As you may have worked out, when I get into something I read an awful lot about it. Sometimes this is a help, other times it can be a bit of a hindrance but when I'm struggling I google, I search through Amazon and I try to find an answer. I do now have a library of books about running and I am barraged most days with emails from sites about running that I have subscribed to.
My latest problem has been the 'getting faster' and the 'running further' block that I have encountered of late. I am constantly uplifted by headings such as 'running marathons slowly' or 'marathon running for tortoises' but my balloon is always pretty quickly burst when I read things like "I only run 10 minute miles" or '90 year old runs marathon in 6 hours - but he finished' . . . 10 minute miles, 6 hours! these are sprint times!!!.
My marathon PB is 6 hours 52 minutes, I do 14 minute miles, people
walk along side me . . . and keep up!
I decided that maybe I needed to look for a programme that is maybe a little more
age appropriate. Maybe that way I can give the 90 year old a run for his money.
I found in the space of an hour or two a website and a very good article. The website talked about 'ageing successfully' which left me with a very large question mark. As the site was really about selling personal trainer services I gleaned little more than that I really liked the rather trendy little outfit the owner of the site (I assume) was wearing. I then moved to the article which started with some rather depressing matters. I think it's pretty obvious to most 'normal' women who pass this particular milestone that all the little people who have until this point been holding up your face, boobs and bum, simultaneously
let go as you pin on all those
hilarious 'I'm 50' badges,
but what I wasn't aware of was quite what was going on in the back office. Past 50 we begin to loose strength. Muscle mass and muscle strength most noticeably diminishes after we hit 50. The good news is that woman who have been less active over the years will experience less strength loss (I'm guessing because we have less to lose and having not had it we wouldn't miss it anyway!). There is an increased risk of injury and recovery from said injury will be slow. Osteoporosis is another consideration and doctors have little experience of women over 50 being athletes, in other words they laugh!.

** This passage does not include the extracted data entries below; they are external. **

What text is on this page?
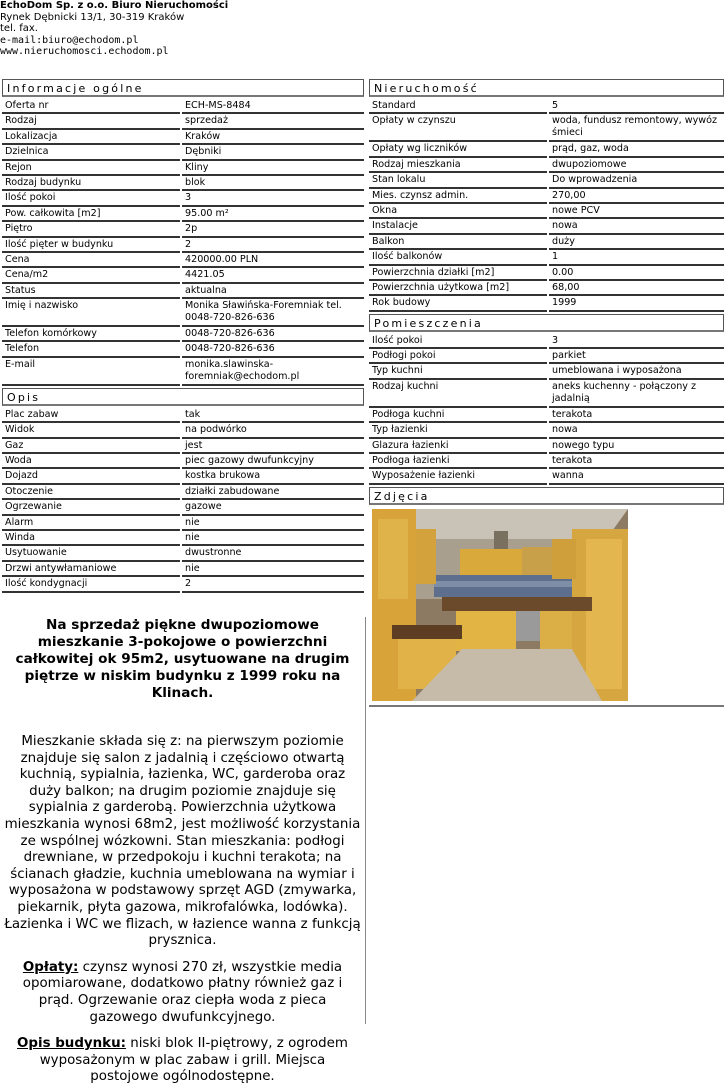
EchoDom Sp. z o.o. Biuro Nieruchomości
Rynek Dębnicki 13/1, 30-319 Kraków
tel. fax.
e-mail:biuro@echodom.pl
www.nieruchomosci.echodom.pl
Informacje ogólne
Oferta nr	ECH-MS-8484
Rodzaj	sprzedaż
Lokalizacja	Kraków
Dzielnica	Dębniki
Rejon	Kliny
Rodzaj budynku	blok
Ilość pokoi	3
Pow. całkowita [m2]	95.00 m²
Piętro	2p
Ilość pięter w budynku	2
Cena	420000.00 PLN
Cena/m2	4421.05
Status	aktualna
Imię i nazwisko	Monika Sławińska-Foremniak tel. 0048-720-826-636
Telefon komórkowy	0048-720-826-636
Telefon	0048-720-826-636
E-mail	monika.slawinska-foremniak@echodom.pl
Opis
Plac zabaw	tak
Widok	na podwórko
Gaz	jest
Woda	piec gazowy dwufunkcyjny
Dojazd	kostka brukowa
Otoczenie	działki zabudowane
Ogrzewanie	gazowe
Alarm	nie
Winda	nie
Usytuowanie	dwustronne
Drzwi antywłamaniowe	nie
Ilość kondygnacji	2
Nieruchomość
Standard	5
Opłaty w czynszu	woda, fundusz remontowy, wywóz śmieci
Opłaty wg liczników	prąd, gaz, woda
Rodzaj mieszkania	dwupoziomowe
Stan lokalu	Do wprowadzenia
Mies. czynsz admin.	270,00
Okna	nowe PCV
Instalacje	nowa
Balkon	duży
Ilość balkonów	1
Powierzchnia działki [m2]	0.00
Powierzchnia użytkowa [m2]	68,00
Rok budowy	1999
Pomieszczenia
Ilość pokoi	3
Podłogi pokoi	parkiet
Typ kuchni	umeblowana i wyposażona
Rodzaj kuchni	aneks kuchenny - połączony z jadalnią
Podłoga kuchni	terakota
Typ łazienki	nowa
Glazura łazienki	nowego typu
Podłoga łazienki	terakota
Wyposażenie łazienki	wanna
Zdjęcia

Na sprzedaż piękne dwupoziomowe mieszkanie 3-pokojowe o powierzchni całkowitej ok 95m2, usytuowane na drugim piętrze w niskim budynku z 1999 roku na Klinach.

Mieszkanie składa się z: na pierwszym poziomie znajduje się salon z jadalnią i częściowo otwartą kuchnią, sypialnia, łazienka, WC, garderoba oraz duży balkon; na drugim poziomie znajduje się sypialnia z garderobą. Powierzchnia użytkowa mieszkania wynosi 68m2, jest możliwość korzystania ze wspólnej wózkowni. Stan mieszkania: podłogi drewniane, w przedpokoju i kuchni terakota; na ścianach gładzie, kuchnia umeblowana na wymiar i wyposażona w podstawowy sprzęt AGD (zmywarka, piekarnik, płyta gazowa, mikrofalówka, lodówka). Łazienka i WC we flizach, w łazience wanna z funkcją prysznica.

Opłaty: czynsz wynosi 270 zł, wszystkie media opomiarowane, dodatkowo płatny również gaz i prąd. Ogrzewanie oraz ciepła woda z pieca gazowego dwufunkcyjnego.

Opis budynku: niski blok II-piętrowy, z ogrodem wyposażonym w plac zabaw i grill. Miejsca postojowe ogólnodostępne.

It then goes on to give some really good advice about running for over 50's. The most important part of our training is evidently the social side, we like to train in packs. I don't do this, only really because I can't find anyone either daft enough or slow enough to train with me but I can see the benefits, especially if you are to follow the strength phase of the training programme (
critical in women over 50) this entails finding a hill that takes around 4 minutes to get up, after a few weeks you should be able to
speak when you get to the top. You then progress to 'skipping', 'bounding' and 'springing' drills on the hill. You do slow 'skipping', 'sideways skipping' and 'cross-over skipping' on the way down. For me, and maybe I get embarrassed very easily but I could only do this in a crowd, laughing a lot. There were some other exercises that weren't quite so public and could possibly be adapted to fit in my lounge and if I combine them with some I found in my 'Train to be an Olympian' book then I should be able to get a bit stronger and this seems to be key.